Alors que les grandes écoles et certaines entreprises s'attèlent à la question de l'intégration des handicapés, François Authier, sourd de naissance et élève ingénieur informaticien à l'Insa de Lyon livre son expérience. Il montre que l'accueil des handicapés dans les entreprises relève parfois davantage du bon sens que de grands aménagements. Il insiste sur la nécessité d'accroître l'information des personnes pour faire évoluer leur regard sur le handicap et passer de la gêne à un accueil indifférencié.
Quels sont les aménagements prévus dans votre cursus à l'Insa pour tenir compte de votre handicap?
Je me suis inscrit à l'Insa car c'était alors l'une des seules écoles d'ingénieurs qui ait une mission handicap. Cela me permet d'avoir un interlocuteur privilégié et de mettre en place quelques aménagements effectivement. Contrairement à certains malentendants, je ne peux pas prendre de notes en écoutant le professeur puisque je lis intégralement sur les lèvres. Je bénéficie donc de « preneurs de note » (des élèves volontaires rémunérés par l'Urapeda, Union régionale des associations de parents d'enfants déficients auditifs) qui se relaient suivant les matières. Ainsi je peux me concentrer sur le prof. Je profite aussi (environ 4 heures par semaine, ce qui est trop peu) d'une personne extérieure qui vient me « traduire » les cours, dans un code phonétique (ce qui n'a rien à voir avec la Langue des Signes qui est une langue étrangère avec sa grammaire etc.), nommé la Langue française parlée complétée (ou LPC). Le soutien le plus efficace est celui que je trouve auprès des professeurs lors d'entretiens individuels. En 30 minutes environ, je peux faire le point sur 6 heures de cours en amphithéâtre. J'ai aussi un professeur à l'Insa qui assume un rôle de tuteur afin de faire le relais entre l'école, l'association qui me suit, l'Urapeda et moi. Il m'est essentiel ! Il m'a enfin été proposé de faire ma troisième année en deux ans, ce que je souhaitais aussi pour avoir le temps de me familiariser avec cet environnement et de « sensibiliser » l'équipe pédagogique. Ces aménagements sont pris en charge par l'Agefiph via l'Urapeda Rhône-Alpes.

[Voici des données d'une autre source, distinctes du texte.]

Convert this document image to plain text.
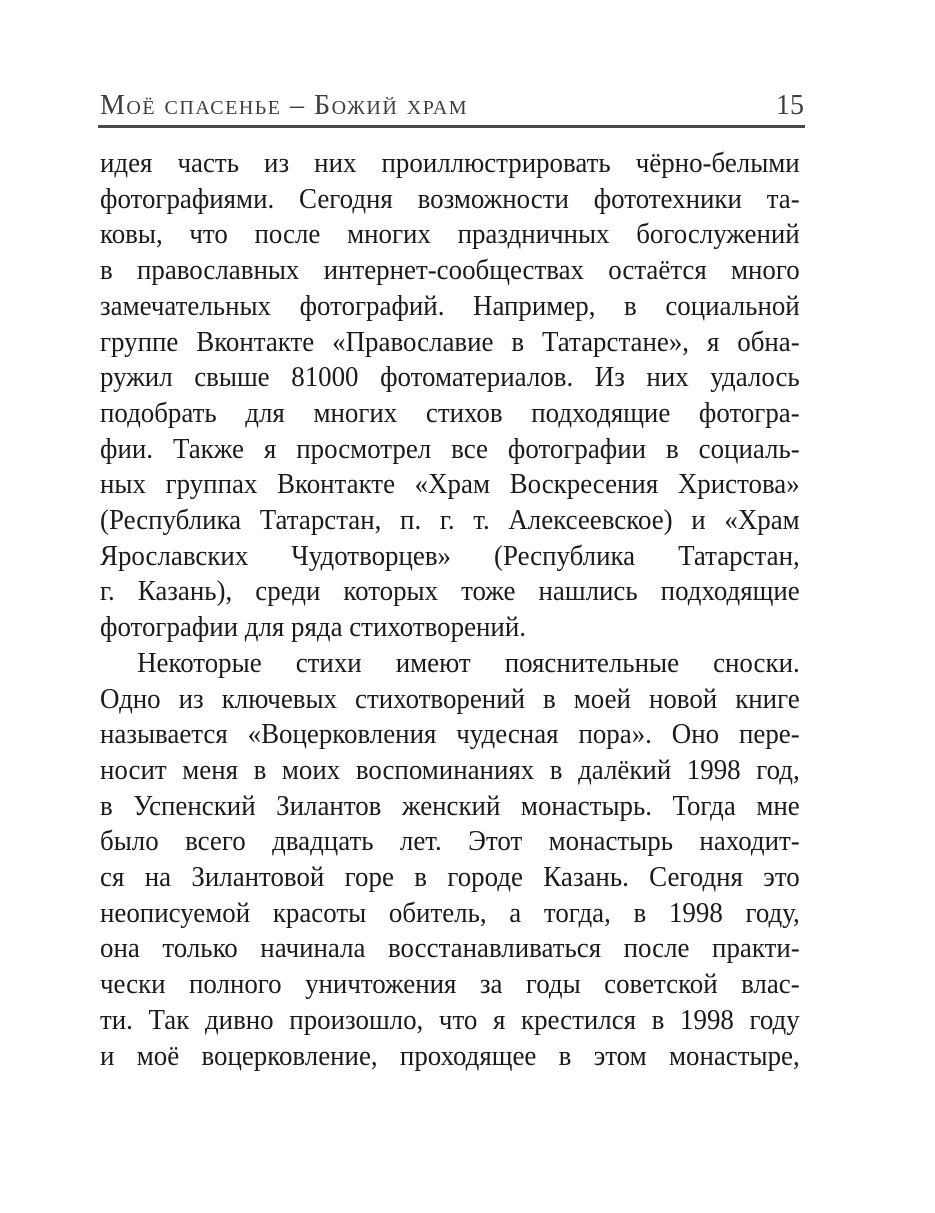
Моё спасенье – Божий храм	15
идея часть из них проиллюстрировать чёрно-белыми
фотографиями. Сегодня возможности фототехники та-
ковы, что после многих праздничных богослужений
в православных интернет-сообществах остаётся много
замечательных фотографий. Например, в социальной
группе Вконтакте «Православие в Татарстане», я обна-
ружил свыше 81000 фотоматериалов. Из них удалось
подобрать для многих стихов подходящие фотогра-
фии. Также я просмотрел все фотографии в социаль-
ных группах Вконтакте «Храм Воскресения Христова»
(Республика Татарстан, п. г. т. Алексеевское) и «Храм
Ярославских Чудотворцев» (Республика Татарстан,
г. Казань), среди которых тоже нашлись подходящие
фотографии для ряда стихотворений.
Некоторые стихи имеют пояснительные сноски.
Одно из ключевых стихотворений в моей новой книге
называется «Воцерковления чудесная пора». Оно пере-
носит меня в моих воспоминаниях в далёкий 1998 год,
в Успенский Зилантов женский монастырь. Тогда мне
было всего двадцать лет. Этот монастырь находит-
ся на Зилантовой горе в городе Казань. Сегодня это
неописуемой красоты обитель, а тогда, в 1998 году,
она только начинала восстанавливаться после практи-
чески полного уничтожения за годы советской влас-
ти. Так дивно произошло, что я крестился в 1998 году
и моё воцерковление, проходящее в этом монастыре,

Dans quelles sociétés et dans quelles fonctions avez-vous effectué des stages?
J'ai fait mon premier stage informatique (donc à l'issue de ma première année cycle ingénieur informaticien) au sein du service R&D d'EDF à Clamart (92). J'ai programmé en Java un petit programme qui, à partir d'un fichier de sous-titres génère un fichier exploitable par une tête de synthèse. Ainsi, même s'ils ne savent pas encore lire, les enfants sourds (utilisant la LPC qui est un code phonétique, je le rappelle) peuvent regarder des DVD avec une tête de synthèse incrustée sur l'écran codant la LPC. Ce stage s'est très bien passé. Des collègues m'ont avoué que le fait d'avoir travaillé avec moi avait bouleversé leur perception du handicap. Par ailleurs, EDF souhaitait me reprendre pour cet été. Actuellement, je suis en stage dans une société d'ingénierie dans les transports urbains (SEMALY) à Lyon ; je développe l'Interface Homme Machine d'un logiciel de simulation de trafic ferroviaire.
Vous dites que la perception du handicap de vos collègues a changé ?

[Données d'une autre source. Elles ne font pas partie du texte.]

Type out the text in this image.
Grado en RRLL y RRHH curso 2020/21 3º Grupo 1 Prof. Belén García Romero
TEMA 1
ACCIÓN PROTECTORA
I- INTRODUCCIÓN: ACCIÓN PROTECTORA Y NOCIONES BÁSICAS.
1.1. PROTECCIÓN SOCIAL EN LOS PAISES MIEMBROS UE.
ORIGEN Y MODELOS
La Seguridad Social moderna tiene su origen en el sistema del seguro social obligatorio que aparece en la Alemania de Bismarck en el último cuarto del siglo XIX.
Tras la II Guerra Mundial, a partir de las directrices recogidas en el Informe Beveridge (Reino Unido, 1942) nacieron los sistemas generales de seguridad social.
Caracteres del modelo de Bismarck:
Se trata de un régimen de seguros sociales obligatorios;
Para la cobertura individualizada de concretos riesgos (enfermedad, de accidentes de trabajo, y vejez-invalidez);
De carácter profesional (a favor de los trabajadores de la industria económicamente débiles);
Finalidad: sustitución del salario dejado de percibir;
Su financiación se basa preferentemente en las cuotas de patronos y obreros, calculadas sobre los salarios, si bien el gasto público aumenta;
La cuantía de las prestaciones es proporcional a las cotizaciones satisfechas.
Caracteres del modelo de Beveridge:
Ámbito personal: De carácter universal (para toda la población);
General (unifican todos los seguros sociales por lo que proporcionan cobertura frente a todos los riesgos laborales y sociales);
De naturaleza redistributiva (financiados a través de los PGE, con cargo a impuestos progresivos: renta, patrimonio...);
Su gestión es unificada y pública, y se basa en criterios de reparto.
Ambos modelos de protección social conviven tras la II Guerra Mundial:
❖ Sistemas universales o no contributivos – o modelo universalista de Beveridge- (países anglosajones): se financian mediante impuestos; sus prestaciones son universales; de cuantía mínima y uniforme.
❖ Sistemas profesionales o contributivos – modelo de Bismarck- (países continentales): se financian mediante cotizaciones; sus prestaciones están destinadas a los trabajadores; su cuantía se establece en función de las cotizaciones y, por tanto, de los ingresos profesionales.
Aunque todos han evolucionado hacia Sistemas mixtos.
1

Oui car souvent les gens ont une perception misérabiliste du handicap. Ils s'imaginent que les handicapés doivent avoir une vie triste. Or, pour mes collègues, le fait de m'avoir vu travailler, rire et communiquer avec eux comme n'importe qui, leur a permis de réaliser que cette vision est fausse.
Y-a-t-il eu des aménagements dans ces sociétés pour vous accueillir?
Très peu, à part le fait que mon tuteur ait pris en charge mon téléphone. Je ne suis pas bien exigeant en matière d'aménagements. C'est pourquoi je trouve cela dommage que les gens aient peur d'embaucher des personnes handicapées. Souvent c'est ne pas sorcier.
Quels sont vos souhaits sur le plan professionnel? Ya-t-il des métiers incompatibles avec votre handicap ?
C'est encore difficile à dire de façon précise. Je sais que j'aimerais travailler sur des projets de façon globale et non pas me spécialiser sur une seule tâche comme la programmation. Je ne veux pas faire de l'informatique pour faire de l'informatique, mais que cela soit au service d'un besoin du quotidien, comme dans mon ma stage à la Semaly par exemple. J'ai déjà des contacts prometteurs avec de nombreuses entreprises intéressées par mon profil. Quant aux métiers qui seraient incompatibles avec le handicap, je pense surtout à ceux où il y a beaucoup de communication immédiate comme pour les ingénieurs commerciaux. C'est pourquoi je me vois plutôt travailler sur des projets à long terme, où il y a moins de communication "urgente". Par ailleurs, pour les postes internationaux, je dois pouvoir m'entraîner à la lecture labiale (comme j'ai dû le faire en français), même si je suis à l'aise à l'écrit en anglais et en allemand.
Qu'attendez vous de l'entreprise qui va vous accueillir ?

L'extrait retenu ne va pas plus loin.